A ESCRAVATURA E O TRÁFICO DE ESCRAVO EM ANGOLA
Conceito
O termo escravatura apresenta diversas definições, Silva (2003) a descreve como:
·                    Instituição social que consiste no direito de propriedade sobre seres humanos e na utilização de seus serviços;
·                    Domínio permanente e violento sobre pessoas alienadas de seu nascimento e geralmente desonradas;
·                    Vínculo de poder e domínio originado e sustentado pela violência no qual a “morte social” substitui à morte física do prisioneiro de guerra, do condenado à pena capital ou do indigente ou enjeitado.
Lovejoy (2002) define escravidão como uma forma de exploração com características específicas, destacando a ideia de que o escravo era uma propriedade, um estrangeiro, alienado de sua origem ou do qual por sanções judiciais ou outras se retirava à herança social que lhe coubera ao nascer; que a coerção podia ser usada à vontade, que sua força de trabalho estava à completa disposição de seu senhor, que não tinha direito a sua própria sexualidade, e, por extensão às suas próprias capacidades reprodutivas, sendo sua condição hereditária.
Ela vem sendo a mais primitiva forma de coerção destinada a extorquir de um ser humano a sua força de trabalho em proveito de outro que se dispensa da mesma obrigação.
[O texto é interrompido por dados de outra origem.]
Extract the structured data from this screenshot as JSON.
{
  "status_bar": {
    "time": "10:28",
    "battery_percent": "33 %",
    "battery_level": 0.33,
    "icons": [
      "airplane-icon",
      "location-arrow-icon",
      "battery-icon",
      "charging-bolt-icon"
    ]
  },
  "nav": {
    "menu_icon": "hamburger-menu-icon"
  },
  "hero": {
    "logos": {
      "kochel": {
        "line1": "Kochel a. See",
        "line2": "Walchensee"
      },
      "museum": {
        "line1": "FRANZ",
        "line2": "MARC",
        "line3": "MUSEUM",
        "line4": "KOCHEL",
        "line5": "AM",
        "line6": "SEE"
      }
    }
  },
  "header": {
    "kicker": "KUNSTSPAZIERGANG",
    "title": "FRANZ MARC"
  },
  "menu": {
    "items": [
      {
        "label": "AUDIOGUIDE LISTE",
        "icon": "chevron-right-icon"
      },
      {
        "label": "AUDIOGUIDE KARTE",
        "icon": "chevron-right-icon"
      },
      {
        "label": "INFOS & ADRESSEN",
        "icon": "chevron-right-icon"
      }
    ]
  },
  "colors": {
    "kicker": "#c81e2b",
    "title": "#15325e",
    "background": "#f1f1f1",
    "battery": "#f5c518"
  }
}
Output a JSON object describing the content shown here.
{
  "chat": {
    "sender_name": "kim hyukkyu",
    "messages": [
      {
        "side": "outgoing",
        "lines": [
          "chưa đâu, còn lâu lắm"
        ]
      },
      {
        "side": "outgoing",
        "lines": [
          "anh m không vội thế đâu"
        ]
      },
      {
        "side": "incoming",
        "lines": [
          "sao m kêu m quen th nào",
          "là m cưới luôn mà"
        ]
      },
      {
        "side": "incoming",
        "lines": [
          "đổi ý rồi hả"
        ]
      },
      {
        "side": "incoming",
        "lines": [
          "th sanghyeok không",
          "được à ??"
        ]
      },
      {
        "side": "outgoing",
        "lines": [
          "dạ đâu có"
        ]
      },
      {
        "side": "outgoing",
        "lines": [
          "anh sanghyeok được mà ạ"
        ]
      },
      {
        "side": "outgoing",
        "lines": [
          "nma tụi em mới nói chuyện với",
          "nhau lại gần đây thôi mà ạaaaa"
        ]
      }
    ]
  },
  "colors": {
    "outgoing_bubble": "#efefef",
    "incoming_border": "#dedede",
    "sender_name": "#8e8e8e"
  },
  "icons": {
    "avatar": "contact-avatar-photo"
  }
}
Trata-se da primeira e mais primitiva das formas de esmagamento do homem pelo homem, de extorsão da força de trabalho do semelhante, e do confisco de sua dignidade humana.
Na colónia de Angola, a exportação de mão-de-obra escrava pelo porto de Luanda terá sido alvo de competição no século XVII entre portugueses e holandeses. É depois da disputa entre os colonizadores, cujo vencedor foi o reino de Portugal, que pode ter se originado a captura directa de escravos, nas chamadas Guerras Angolanas, no seio de certas tribos que tinham lutado contra os portugueses. Foi dessa forma que Angola se tornou um centro importante de fornecimento de mão de obra escrava para o Brasil, onde crescia não apenas a produção de cana-de-açúcar no Nordeste, mas também a exploração de ouro na região central. Navios com mercadorias de Goa faziam escala em Luanda lá deixando panos, as chamadas "fazendas de negros". Dali, seguiam para Salvador, na Bahia, carregados de escravos e de outras mercadorias provenientes da Índia (como louças e tecidos). Foi assim que Salvador se tornou um centro difusor de mercadorias da Índia pela América do Sul.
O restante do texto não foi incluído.